Figures illustrative · drawn from observed pattern, not a named deployment

The provenance pipeline. Source artifacts land and are stored verbatim. The parser extracts values and writes them as cells that carry their source reference inline. The UI renders cells with click-through. Operator overrides append to the cell, not replace it. The audit trail is the same data the operator interacts with.

What this looks like in week one

The first deployment is narrow. Pick one workflow where the operator currently double-checks every drafted record (most plants will hand you a list). Ship the cell-level provenance surface for that workflow with the verbatim artifact store behind it. Run the workflow alongside the existing footer-level surface for a week. Measure the operator's verify time per cell, the drop-to-inbox rate, and the approval throughput. The numbers usually move enough in the first week to justify the rollout to the rest of the workflows.

By week three, the operator has stopped opening the source email to verify routine cells. By week five, the operator has enabled auto-approval for the cells they trust without looking. The auto-approval is the leading indicator that the provenance surface earned its trust. Until that happens, the surface is approved-by-default-but-checked. That is the failure shape to monitor for.

The shape of the bet

Provenance is not a backend feature. It is the load-bearing surface that decides whether the operator trusts the drafting. Put it at the cell. Make it two clicks. Store the source verbatim. Everything else in the operations layer stacks on top of that.

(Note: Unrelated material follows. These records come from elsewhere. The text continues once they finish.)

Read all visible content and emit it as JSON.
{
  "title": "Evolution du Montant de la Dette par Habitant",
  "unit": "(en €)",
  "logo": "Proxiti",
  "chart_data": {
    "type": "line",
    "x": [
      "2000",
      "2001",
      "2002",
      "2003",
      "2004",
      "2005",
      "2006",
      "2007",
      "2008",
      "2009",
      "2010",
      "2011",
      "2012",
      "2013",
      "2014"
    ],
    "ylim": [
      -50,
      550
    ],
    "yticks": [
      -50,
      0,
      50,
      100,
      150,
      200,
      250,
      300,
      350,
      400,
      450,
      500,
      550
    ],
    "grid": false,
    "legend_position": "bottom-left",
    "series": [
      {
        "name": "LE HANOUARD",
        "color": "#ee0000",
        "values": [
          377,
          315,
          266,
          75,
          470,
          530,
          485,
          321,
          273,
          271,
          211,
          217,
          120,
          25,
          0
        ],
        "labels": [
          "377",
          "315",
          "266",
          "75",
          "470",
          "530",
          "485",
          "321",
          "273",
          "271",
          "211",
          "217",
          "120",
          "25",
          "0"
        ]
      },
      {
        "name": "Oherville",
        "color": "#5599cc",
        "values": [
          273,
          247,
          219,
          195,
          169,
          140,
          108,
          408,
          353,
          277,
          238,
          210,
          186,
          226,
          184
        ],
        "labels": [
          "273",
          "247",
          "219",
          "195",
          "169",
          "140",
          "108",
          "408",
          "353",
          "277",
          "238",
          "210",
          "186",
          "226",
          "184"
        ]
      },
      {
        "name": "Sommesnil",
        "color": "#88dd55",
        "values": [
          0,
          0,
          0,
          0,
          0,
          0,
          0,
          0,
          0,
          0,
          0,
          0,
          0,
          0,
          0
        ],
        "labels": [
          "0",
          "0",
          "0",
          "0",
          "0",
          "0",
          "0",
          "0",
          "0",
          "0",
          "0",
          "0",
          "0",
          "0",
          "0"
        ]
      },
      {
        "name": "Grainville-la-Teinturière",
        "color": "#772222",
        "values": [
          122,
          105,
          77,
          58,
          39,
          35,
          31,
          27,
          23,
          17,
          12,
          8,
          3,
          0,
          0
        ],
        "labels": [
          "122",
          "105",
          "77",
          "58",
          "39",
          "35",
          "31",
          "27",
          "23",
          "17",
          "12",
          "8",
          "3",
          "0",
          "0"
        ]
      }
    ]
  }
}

The objections we hear most often

Three objections come up when we walk a team through this architecture. None of them are wrong. All of them have specific answers.

The first objection is the storage-cost argument. "If you store every source artifact verbatim, the storage bill is going to be enormous." The storage bill for buyer-side artifacts (quote PDFs, email bodies, drawing PDFs) is typically in the tens of gigabytes per year for a mid-market plant. Cheap. The storage bill becomes meaningful at the hundreds-of-thousands-of-records scale and even then is comfortably absorbed by object storage at today's prices. The compliance value of verbatim retention is orders of magnitude higher than the storage line item.

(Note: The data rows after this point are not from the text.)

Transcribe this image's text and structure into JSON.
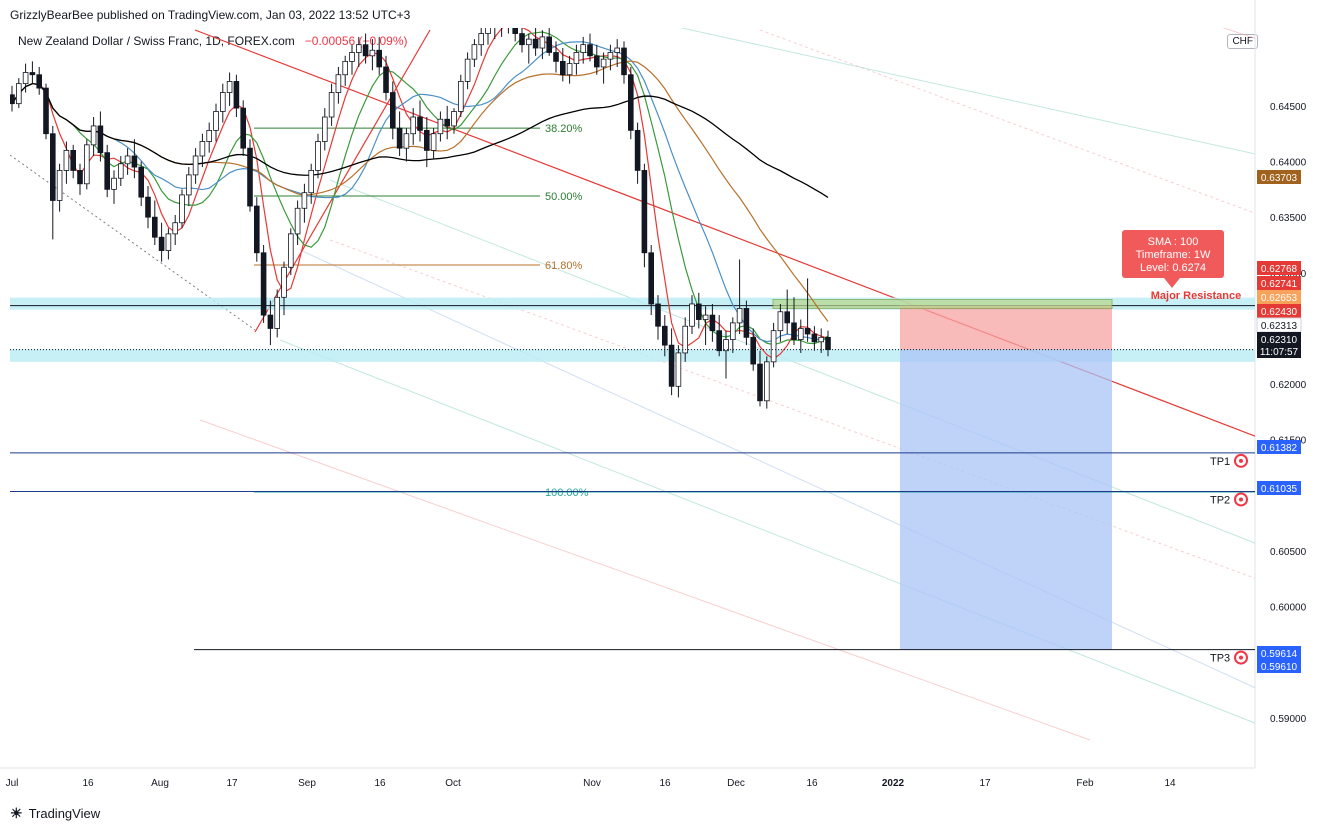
{
  "header": {
    "published_by": "GrizzlyBearBee published on TradingView.com, Jan 03, 2022 13:52 UTC+3"
  },
  "symbol": {
    "title": "New Zealand Dollar / Swiss Franc, 1D, FOREX.com",
    "change": "−0.00056 (−0.09%)"
  },
  "currency": "CHF",
  "footer": {
    "brand": "TradingView"
  },
  "colors": {
    "up": "#ffffff",
    "down": "#131722",
    "sma_red": "#e53935",
    "sma_orange": "#b8702b",
    "sma_green": "#3a9a3a",
    "sma_blue": "#4a90c8",
    "sma_black": "#000000",
    "zone": "#b8ecf4",
    "long_short_red": "#f7a3a3",
    "long_short_blue": "#a9c4f7"
  },
  "chart_data": {
    "type": "candlestick",
    "instrument": "NZDCHF",
    "timeframe": "1D",
    "x_ticks": [
      "Jul",
      "16",
      "Aug",
      "17",
      "Sep",
      "16",
      "Oct",
      "Nov",
      "16",
      "Dec",
      "16",
      "2022",
      "17",
      "Feb",
      "14"
    ],
    "y_ticks": [
      "0.64500",
      "0.64000",
      "0.63500",
      "0.63000",
      "0.62000",
      "0.61500",
      "0.60500",
      "0.60000",
      "0.59000"
    ],
    "ylim": [
      0.5855,
      0.652
    ],
    "price_labels": [
      {
        "value": "0.63703",
        "color": "#a0621c"
      },
      {
        "value": "0.62768",
        "color": "#e53935"
      },
      {
        "value": "0.62741",
        "color": "#e53935"
      },
      {
        "value": "0.62653",
        "color": "#f7a35c"
      },
      {
        "value": "0.62430",
        "color": "#e53935"
      },
      {
        "value": "0.62313",
        "color": "#ffffff"
      },
      {
        "value": "0.62310",
        "color": "#131722"
      },
      {
        "value": "11:07:57",
        "color": "#131722"
      },
      {
        "value": "0.61382",
        "color": "#2962ff"
      },
      {
        "value": "0.61035",
        "color": "#2962ff"
      },
      {
        "value": "0.59614",
        "color": "#2962ff"
      },
      {
        "value": "0.59610",
        "color": "#2962ff"
      }
    ],
    "fib_levels": [
      {
        "label": "38.20%",
        "value": 0.643
      },
      {
        "label": "50.00%",
        "value": 0.6369
      },
      {
        "label": "61.80%",
        "value": 0.6307
      },
      {
        "label": "100.00%",
        "value": 0.6103
      }
    ],
    "targets": [
      {
        "label": "TP1",
        "value": 0.61382
      },
      {
        "label": "TP2",
        "value": 0.61035
      },
      {
        "label": "TP3",
        "value": 0.59614
      }
    ],
    "annotation": {
      "lines": [
        "SMA : 100",
        "Timeframe: 1W",
        "Level: 0.6274"
      ],
      "label": "Major Resistance"
    },
    "resistance_zone": [
      0.62741,
      0.62768
    ],
    "support_zone": [
      0.622,
      0.62313
    ],
    "position": {
      "type": "short",
      "entry": 0.6231,
      "stop": 0.62741,
      "target": 0.59614
    },
    "candles": [
      [
        0.646,
        0.6468,
        0.6445,
        0.6452
      ],
      [
        0.6452,
        0.6475,
        0.6448,
        0.647
      ],
      [
        0.647,
        0.6488,
        0.6462,
        0.648
      ],
      [
        0.648,
        0.649,
        0.647,
        0.6478
      ],
      [
        0.6478,
        0.6485,
        0.646,
        0.6466
      ],
      [
        0.6466,
        0.647,
        0.642,
        0.6425
      ],
      [
        0.6425,
        0.6432,
        0.633,
        0.6365
      ],
      [
        0.6365,
        0.6398,
        0.6355,
        0.6392
      ],
      [
        0.6392,
        0.6418,
        0.638,
        0.641
      ],
      [
        0.641,
        0.6415,
        0.6385,
        0.6392
      ],
      [
        0.6392,
        0.6398,
        0.637,
        0.638
      ],
      [
        0.638,
        0.642,
        0.6375,
        0.6415
      ],
      [
        0.6415,
        0.644,
        0.6405,
        0.6432
      ],
      [
        0.6432,
        0.6445,
        0.64,
        0.6408
      ],
      [
        0.6408,
        0.6415,
        0.6368,
        0.6375
      ],
      [
        0.6375,
        0.6392,
        0.6362,
        0.6385
      ],
      [
        0.6385,
        0.6405,
        0.6378,
        0.6398
      ],
      [
        0.6398,
        0.6412,
        0.6388,
        0.6405
      ],
      [
        0.6405,
        0.642,
        0.6385,
        0.6395
      ],
      [
        0.6395,
        0.64,
        0.636,
        0.6368
      ],
      [
        0.6368,
        0.6378,
        0.634,
        0.635
      ],
      [
        0.635,
        0.6365,
        0.6325,
        0.6332
      ],
      [
        0.6332,
        0.6345,
        0.631,
        0.632
      ],
      [
        0.632,
        0.634,
        0.6312,
        0.6335
      ],
      [
        0.6335,
        0.6352,
        0.6325,
        0.6345
      ],
      [
        0.6345,
        0.6375,
        0.634,
        0.637
      ],
      [
        0.637,
        0.6395,
        0.636,
        0.6388
      ],
      [
        0.6388,
        0.6412,
        0.638,
        0.6405
      ],
      [
        0.6405,
        0.6425,
        0.6395,
        0.6418
      ],
      [
        0.6418,
        0.6435,
        0.6408,
        0.6428
      ],
      [
        0.6428,
        0.6452,
        0.6418,
        0.6445
      ],
      [
        0.6445,
        0.647,
        0.6435,
        0.6462
      ],
      [
        0.6462,
        0.648,
        0.645,
        0.6472
      ],
      [
        0.6472,
        0.6478,
        0.644,
        0.6448
      ],
      [
        0.6448,
        0.6455,
        0.6405,
        0.6412
      ],
      [
        0.6412,
        0.642,
        0.6355,
        0.636
      ],
      [
        0.636,
        0.6368,
        0.631,
        0.6318
      ],
      [
        0.6318,
        0.6325,
        0.6255,
        0.6262
      ],
      [
        0.6262,
        0.6275,
        0.6235,
        0.625
      ],
      [
        0.625,
        0.6285,
        0.6242,
        0.6278
      ],
      [
        0.6278,
        0.631,
        0.6262,
        0.6305
      ],
      [
        0.6305,
        0.634,
        0.6298,
        0.6335
      ],
      [
        0.6335,
        0.6365,
        0.6325,
        0.6358
      ],
      [
        0.6358,
        0.638,
        0.6345,
        0.6372
      ],
      [
        0.6372,
        0.6398,
        0.6362,
        0.6392
      ],
      [
        0.6392,
        0.6425,
        0.6385,
        0.6418
      ],
      [
        0.6418,
        0.6448,
        0.641,
        0.644
      ],
      [
        0.644,
        0.647,
        0.6432,
        0.6462
      ],
      [
        0.6462,
        0.6485,
        0.6452,
        0.6478
      ],
      [
        0.6478,
        0.6495,
        0.6468,
        0.649
      ],
      [
        0.649,
        0.6505,
        0.6478,
        0.6498
      ],
      [
        0.6498,
        0.6512,
        0.6485,
        0.6505
      ],
      [
        0.6505,
        0.6515,
        0.6488,
        0.6495
      ],
      [
        0.6495,
        0.651,
        0.6482,
        0.65
      ],
      [
        0.65,
        0.6512,
        0.6478,
        0.6485
      ],
      [
        0.6485,
        0.6495,
        0.6455,
        0.6462
      ],
      [
        0.6462,
        0.6472,
        0.642,
        0.643
      ],
      [
        0.643,
        0.6445,
        0.6405,
        0.6412
      ],
      [
        0.6412,
        0.643,
        0.64,
        0.6425
      ],
      [
        0.6425,
        0.6448,
        0.6415,
        0.644
      ],
      [
        0.644,
        0.6455,
        0.6418,
        0.6428
      ],
      [
        0.6428,
        0.644,
        0.6395,
        0.641
      ],
      [
        0.641,
        0.643,
        0.6402,
        0.6425
      ],
      [
        0.6425,
        0.6445,
        0.6418,
        0.6438
      ],
      [
        0.6438,
        0.645,
        0.642,
        0.6432
      ],
      [
        0.6432,
        0.6448,
        0.6425,
        0.6445
      ],
      [
        0.6445,
        0.6478,
        0.644,
        0.6472
      ],
      [
        0.6472,
        0.6498,
        0.6465,
        0.6492
      ],
      [
        0.6492,
        0.651,
        0.6485,
        0.6505
      ],
      [
        0.6505,
        0.652,
        0.6495,
        0.6515
      ],
      [
        0.6515,
        0.653,
        0.6505,
        0.6522
      ],
      [
        0.6522,
        0.6535,
        0.651,
        0.6525
      ],
      [
        0.6525,
        0.6538,
        0.6512,
        0.653
      ],
      [
        0.653,
        0.654,
        0.6515,
        0.6528
      ],
      [
        0.6528,
        0.6535,
        0.6508,
        0.6515
      ],
      [
        0.6515,
        0.6525,
        0.6498,
        0.6505
      ],
      [
        0.6505,
        0.6515,
        0.6488,
        0.651
      ],
      [
        0.651,
        0.652,
        0.6495,
        0.6502
      ],
      [
        0.6502,
        0.6518,
        0.6492,
        0.6512
      ],
      [
        0.6512,
        0.6522,
        0.6495,
        0.6498
      ],
      [
        0.6498,
        0.6508,
        0.648,
        0.649
      ],
      [
        0.649,
        0.6502,
        0.6472,
        0.6478
      ],
      [
        0.6478,
        0.6495,
        0.647,
        0.6488
      ],
      [
        0.6488,
        0.6505,
        0.6478,
        0.6498
      ],
      [
        0.6498,
        0.6512,
        0.6488,
        0.6505
      ],
      [
        0.6505,
        0.6515,
        0.649,
        0.6495
      ],
      [
        0.6495,
        0.6505,
        0.6478,
        0.6485
      ],
      [
        0.6485,
        0.6498,
        0.647,
        0.6492
      ],
      [
        0.6492,
        0.6505,
        0.6482,
        0.6498
      ],
      [
        0.6498,
        0.651,
        0.6485,
        0.6502
      ],
      [
        0.6502,
        0.6508,
        0.647,
        0.6478
      ],
      [
        0.6478,
        0.6485,
        0.642,
        0.6428
      ],
      [
        0.6428,
        0.6435,
        0.638,
        0.6392
      ],
      [
        0.6392,
        0.6398,
        0.6305,
        0.6318
      ],
      [
        0.6318,
        0.6325,
        0.6262,
        0.6272
      ],
      [
        0.6272,
        0.628,
        0.624,
        0.6252
      ],
      [
        0.6252,
        0.6262,
        0.6225,
        0.6235
      ],
      [
        0.6235,
        0.625,
        0.619,
        0.6198
      ],
      [
        0.6198,
        0.6235,
        0.6188,
        0.6228
      ],
      [
        0.6228,
        0.626,
        0.622,
        0.6252
      ],
      [
        0.6252,
        0.628,
        0.6245,
        0.6272
      ],
      [
        0.6272,
        0.6282,
        0.625,
        0.6258
      ],
      [
        0.6258,
        0.627,
        0.6235,
        0.6262
      ],
      [
        0.6262,
        0.6272,
        0.6238,
        0.6248
      ],
      [
        0.6248,
        0.6262,
        0.6225,
        0.623
      ],
      [
        0.623,
        0.6248,
        0.6205,
        0.624
      ],
      [
        0.624,
        0.626,
        0.6228,
        0.6255
      ],
      [
        0.6255,
        0.6312,
        0.6245,
        0.6268
      ],
      [
        0.6268,
        0.6275,
        0.6235,
        0.6242
      ],
      [
        0.6242,
        0.625,
        0.6212,
        0.6218
      ],
      [
        0.6218,
        0.623,
        0.618,
        0.6185
      ],
      [
        0.6185,
        0.6225,
        0.6178,
        0.622
      ],
      [
        0.622,
        0.6255,
        0.6215,
        0.6248
      ],
      [
        0.6248,
        0.6272,
        0.6238,
        0.6265
      ],
      [
        0.6265,
        0.6285,
        0.6245,
        0.6255
      ],
      [
        0.6255,
        0.6278,
        0.6235,
        0.624
      ],
      [
        0.624,
        0.6258,
        0.6228,
        0.625
      ],
      [
        0.625,
        0.6295,
        0.6238,
        0.6245
      ],
      [
        0.6245,
        0.6252,
        0.623,
        0.6238
      ],
      [
        0.6238,
        0.625,
        0.6228,
        0.6242
      ],
      [
        0.6242,
        0.6248,
        0.6225,
        0.6231
      ]
    ]
  }
}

The second objection is the UI-complexity argument. "If every cell carries a click target, the screen is going to look noisy." The click target is intentionally small (a dot or a kerning) and recedes when the operator is not looking for it. The pattern that works is provenance as a subtle decoration on every cell, with low-confidence cells drawn more prominently. The operator's eye lands on the cells that need attention. The high-confidence cells are part of the background.

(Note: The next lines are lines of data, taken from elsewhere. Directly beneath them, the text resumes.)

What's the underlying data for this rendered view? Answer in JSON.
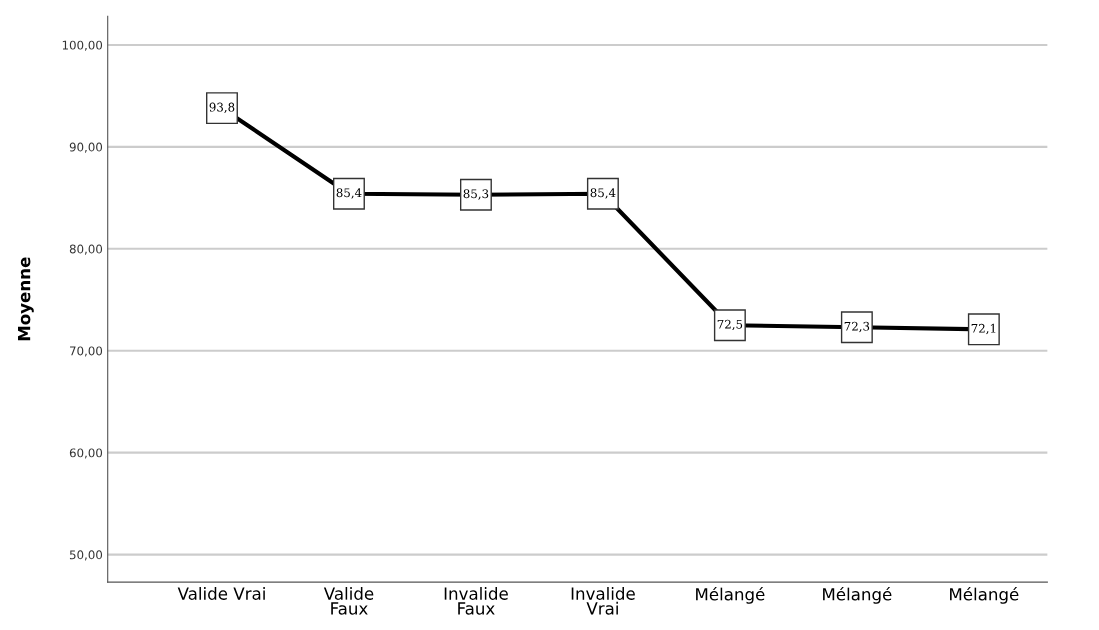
{
  "chart_data": {
    "type": "line",
    "ylabel": "Moyenne",
    "categories": [
      "Valide Vrai",
      "Valide\nFaux",
      "Invalide\nFaux",
      "Invalide\nVrai",
      "Mélangé",
      "Mélangé",
      "Mélangé"
    ],
    "series": [
      {
        "color": "#000000",
        "values": [
          93.8,
          85.4,
          85.3,
          85.4,
          72.5,
          72.3,
          72.1
        ],
        "value_labels": [
          "93,8",
          "85,4",
          "85,3",
          "85,4",
          "72,5",
          "72,3",
          "72,1"
        ]
      }
    ],
    "ylim": [
      47.3,
      102.8
    ],
    "yticks": [
      {
        "value": 50,
        "label": "50,00"
      },
      {
        "value": 60,
        "label": "60,00"
      },
      {
        "value": 70,
        "label": "70,00"
      },
      {
        "value": 80,
        "label": "80,00"
      },
      {
        "value": 90,
        "label": "90,00"
      },
      {
        "value": 100,
        "label": "100,00"
      }
    ],
    "grid": "y",
    "marker": "square",
    "line_style": "solid",
    "legend": false
  }
}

The third objection is the parser-trust argument. "If we make provenance this prominent, the operator will not trust the parser." This is the inversion of the failure mode and it does not happen in practice. Operators who can verify in two seconds trust the parser more, not less, because they have a fast feedback loop on its accuracy. Operators who cannot verify trust the parser less, because they assume the worst about anything they cannot check. The visible provenance is the trust-builder, not the trust-destroyer.

Footnotes

  1. [1]
    The parser-version field comes up most often during discrepancy investigations triggered by a vendor dispute. The dispute lands months after the original PO. The parser has been upgraded twice in the interim. Without the parser-version field on the cell, reproducing the original extraction requires either pinning the old parser binary or guessing. With the parser-version field, the cell carries exactly which extraction code produced it.